先生たちは”子どもを見る視点”についてどんなことを学び、それを日々の保育にどういかしているのでしょうか。横浜市こども青少年局 保育・教育支援課の八木さんに聞きました。
何気ない「遊び」の中に、先生は何を見つけている?

田中:横浜市の保育者向けの研修では、どんなことを学ぶのでしょうか。
八木さん:横浜市では「園内研修リーダー育成研修」をはじめ往還型研修と呼ばれる実践的な研修に力を入れています。この研修の大きな特徴は、講義を聞くだけではなく、研修で学んだことを園に持ち帰って実践し、その成果や課題を再び研修で他の受講者と振り返るという、園と研修を行き来するスタイルの学びを大切にしていることです。園の中で学びを広げられるリーダーを育成し、園全体の保育の質向上につなげることを目指しています。
田中:講義を聞くだけではないんですね。具体的にはどんなことを学ぶのですか?
八木さん:研修を通して、それぞれがチャレンジテーマを持ち、保育中に撮影した子どもの写真やドキュメンテーション(写真付きの保育記録)を持ち寄って「この子は何を感じていたのだろう」「この遊びの中に、どんな学びがあったのだろう」と、その子の思いや関心を丁寧に見ていきます。

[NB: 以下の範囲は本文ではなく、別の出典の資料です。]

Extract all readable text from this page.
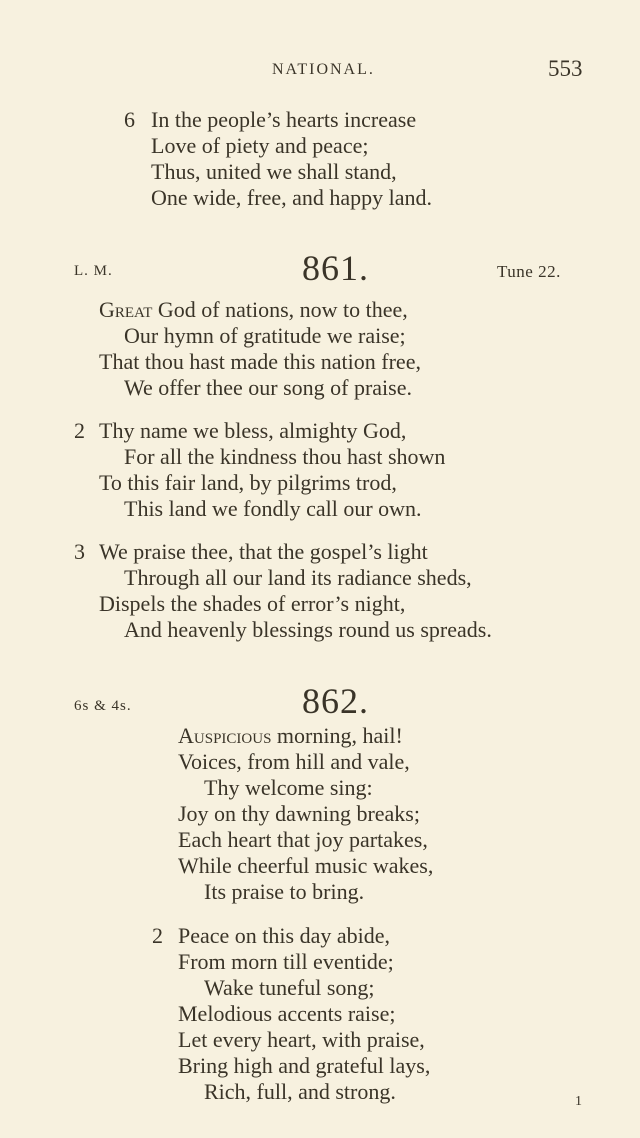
NATIONAL.	553
6 In the people’s hearts increase
Love of piety and peace;
Thus, united we shall stand,
One wide, free, and happy land.
L. M.	861.	Tune 22.
Great God of nations, now to thee,
Our hymn of gratitude we raise;
That thou hast made this nation free,
We offer thee our song of praise.
2 Thy name we bless, almighty God,
For all the kindness thou hast shown
To this fair land, by pilgrims trod,
This land we fondly call our own.
3 We praise thee, that the gospel’s light
Through all our land its radiance sheds,
Dispels the shades of error’s night,
And heavenly blessings round us spreads.
6s & 4s.	862.
Auspicious morning, hail!
Voices, from hill and vale,
Thy welcome sing:
Joy on thy dawning breaks;
Each heart that joy partakes,
While cheerful music wakes,
Its praise to bring.
2 Peace on this day abide,
From morn till eventide;
Wake tuneful song;
Melodious accents raise;
Let every heart, with praise,
Bring high and grateful lays,
Rich, full, and strong.	1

ほかの園の先生と、写真を選んだポイントや、子どもが経験していることなどを語り合い、そこで多様な対話が生まれるので、新しい視点など成果を得ることができます。あわせて、保育の見える化が何のためにされ、何を生み出すのかを学んでいきます。
田中:親だったら「楽しそうに遊んでるな」で終わってしまいそうな写真でも、先生たちは「何に興味を持っている?」「この遊びから何が育っている?」と、その先まで見ているんですね。
八木さん: はい。子どもの遊びの中にある興味や関心を見つけ、保育者がどんなかかわりや環境づくりをするとより関心が深まり、子どもの育ちにつながるかを語り合いながら学んでいきます
田中:子どもの思いに目を向け、かかわりあいかたを考えることに保育者の専門性があるのですね。